Na sexta-feira de manhã os gualeguaychenses se exultavam com um golpe de efeito que levou o nome da cidade à fama mundial. Nesse dia, em Viena, a rainha do carnaval de Gualeguaychú deste ano, Evangelina Carrozzo, tirou a roupa e desfilou de biquíni diante dos chefes de Estado da Cúpula da União Européia-América Latina- Caribe. Evangelina levava um cartaz onde se lia: "Não às fábricas de celulose que poluem". Ao lado da legenda, as bandeiras da Argentina e do Uruguai.

O protesto era mais um capítulo na luta que os gualeguaychenses travam contra a instalação das fábricas da Botnia e Ence. Na cidade, que se orgulha de ter o mais divertido e exuberante carnaval do país, o fazendeiro Osvaldo Colombato, da ONG Assembléia Popular, que se opõe às fábricas, falou ao Estado sobre a inusitada estratégia: "As possibilidades de chamar a atenção, por parte de Gualeguaychú, não se esgotam, nem as metodologias para realizar um protesto pacífico sobre algo que é um drama."

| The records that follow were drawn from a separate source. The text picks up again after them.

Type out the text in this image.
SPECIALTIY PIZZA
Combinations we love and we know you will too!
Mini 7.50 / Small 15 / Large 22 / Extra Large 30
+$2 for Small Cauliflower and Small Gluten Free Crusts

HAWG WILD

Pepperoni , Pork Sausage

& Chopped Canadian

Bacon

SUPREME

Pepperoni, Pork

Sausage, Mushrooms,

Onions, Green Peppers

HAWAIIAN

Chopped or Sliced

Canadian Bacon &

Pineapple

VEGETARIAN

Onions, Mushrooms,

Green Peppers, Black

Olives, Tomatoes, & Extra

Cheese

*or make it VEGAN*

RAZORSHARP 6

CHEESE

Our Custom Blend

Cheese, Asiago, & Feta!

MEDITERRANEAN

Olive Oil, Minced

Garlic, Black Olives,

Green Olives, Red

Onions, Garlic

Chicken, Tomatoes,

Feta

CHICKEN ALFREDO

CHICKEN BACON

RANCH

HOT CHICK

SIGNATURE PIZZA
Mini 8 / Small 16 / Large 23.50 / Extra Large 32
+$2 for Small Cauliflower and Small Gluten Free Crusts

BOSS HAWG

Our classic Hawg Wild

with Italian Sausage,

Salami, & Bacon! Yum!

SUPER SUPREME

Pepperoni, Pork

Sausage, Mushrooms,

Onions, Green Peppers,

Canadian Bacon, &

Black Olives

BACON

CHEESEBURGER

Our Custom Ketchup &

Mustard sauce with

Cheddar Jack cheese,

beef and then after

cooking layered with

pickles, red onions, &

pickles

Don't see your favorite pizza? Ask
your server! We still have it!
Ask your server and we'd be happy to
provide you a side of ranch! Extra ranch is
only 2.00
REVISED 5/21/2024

As ruas estão cheias de sinais que mostram a oposição férrea às fábricas. As vitrines dos comércios, janelas das casas e os pára-brisas dos automóveis ostentam cartazes com a frase "Não às fábricas de celulose, sim à vida!" Nas vias de acesso à cidade, imensas faixas com frases similares pedem o fim da construção das empresas do outro lado do Rio Uruguai.

"Duas fábricas de celulose juntas! Os uruguaios são suicidas, e ainda por cima querem nos matar também!", dizem os gualeguaychenses, que estão a poucos quilômetros rio abaixo. "Eles estão pensando com o estômago. É compreensível, pois após anos de crise, aparece trabalho. Mas não percebem que em pouco tempo serão duramente atingidos pela poluição."

A maioria dos gualeguaychenses pensam em lutar até conseguir o fim da obra. É o caso do veterinário Gustavo La Rosa. "Todas as classes sociais de Gualeguaychú estão unidas nisto. Na Assembléia encontro sempre o mecânico de meu carro, que diz que fará o possível para evitar que no futuro, ao acordar, sinta um constante cheiro de ovo podre, que é o odor das fábricas."

Muitos, como a enfermeira Vanina Ortiz, pensam em partir da cidade assim que as chaminés começarem a funcionar. "Não quero ficar aqui. Não será bom para meus filhos."